2026-01-31
A Long Talk in the Snow
This Tuesday, I attended YETI's Demo Day. YETI is an incubator where different teams present their startup projects. The event itself was interesting, but the most interesting part actually happened after it ended.
On the way out, I was walking with a German guy I had met there. We chatted briefly near the exit, said goodbye outside, and then started talking again because a few more questions came up. It was snowing heavily, and the conversation kept going deeper. We got so engaged that we stood there in the snow for more than half an hour. Our clothes were soaked, but neither of us noticed while talking.
I've been in Germany for quite a while now. This guy is one of the very few Germans I know who is genuinely interested in how the world is changing and keeps his understanding up to date. To be blunt, most people I've met in Germany, young or old, have a noticeably outdated understanding of today's world unless their work is closely tied to China and the U.S., or they have spent real time in one of those countries. Without exaggeration, many people are still operating on a worldview from twenty years ago. Germany itself has seen little real momentum over the past two decades, and relying on local media alone is almost useless for understanding global change.
What surprised me was that this guy has never been to China or the U.S. and has lived in Dresden all along, yet his understanding of the world is remarkably current. Our views on technology and the future were highly aligned.
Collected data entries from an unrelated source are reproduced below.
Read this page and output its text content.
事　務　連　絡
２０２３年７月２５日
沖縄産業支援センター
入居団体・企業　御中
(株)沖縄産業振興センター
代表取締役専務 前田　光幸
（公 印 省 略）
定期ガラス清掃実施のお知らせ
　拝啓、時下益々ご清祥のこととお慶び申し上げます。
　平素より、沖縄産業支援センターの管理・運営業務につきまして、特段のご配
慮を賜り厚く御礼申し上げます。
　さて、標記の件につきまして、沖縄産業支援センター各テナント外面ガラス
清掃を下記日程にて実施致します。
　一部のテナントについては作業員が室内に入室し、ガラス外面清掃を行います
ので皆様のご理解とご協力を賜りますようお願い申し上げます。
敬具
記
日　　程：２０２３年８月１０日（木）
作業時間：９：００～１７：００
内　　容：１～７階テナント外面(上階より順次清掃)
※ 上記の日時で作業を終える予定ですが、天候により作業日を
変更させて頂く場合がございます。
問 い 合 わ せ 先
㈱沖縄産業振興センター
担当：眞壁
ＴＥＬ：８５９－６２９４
In Germany, it is rare for me to find people willing to seriously discuss where the world is heading. On one hand, many people's mental models are stuck in the past. On the other hand, a very common pattern I've observed is that most people are not genuinely interested in global change at all.
In my view, today's Germany looks a lot like late-Qing China: still living off past glory, showing limited interest in external change and new things, staying inside its own system while underestimating structural shifts happening in the outside world. If it cannot keep up with the times, the late-Qing outcome may well be Germany's future. Humanity keeps moving forward, but history often repeats itself.
Over the past twenty years, Germany has missed nearly every major tech wave and still has not produced a truly globally influential tech company. Now manufacturing and the auto sector are both under pressure: old industries are declining, new industries are not taking off, politicians keep shouting slogans, and many people just want to stay comfortable rather than build something meaningful or drive structural change. That drive is something I rarely see in young people in Germany, but I feel it often in young people in China. Without enough jobs and without a strong enough tax base, Germany's current social system will inevitably face much greater pressure. It is still living off its old foundation, but I don't think that window will last long. Within ten years, the shift will likely be obvious.
So meeting this German young man was a real bright moment for me. We went deep on topics that are usually hard to discuss here. Before we parted, I told him: you have to keep going and try to help rebuild the future of German or European tech.
If I were German, I would most likely make this my mission. I genuinely like this country, and since arriving in Germany, I have tried to approach everything here with a learning mindset, and to view things with humility, openness, and tolerance. But the reality is hard to avoid: Germany and Europe are facing very serious problems today. What shocks me even more is that most Germans and Europeans do not seem to fully realize this, and very few are willing to push for change. Especially over the past two years, as I have studied how Germany has been gradually drifting out of sync with the world and becoming marginalized, I have become increasingly certain of one thing: I still have choices. I should move to a better environment to pursue my ideals, rather than keep burning energy in Germany and Europe.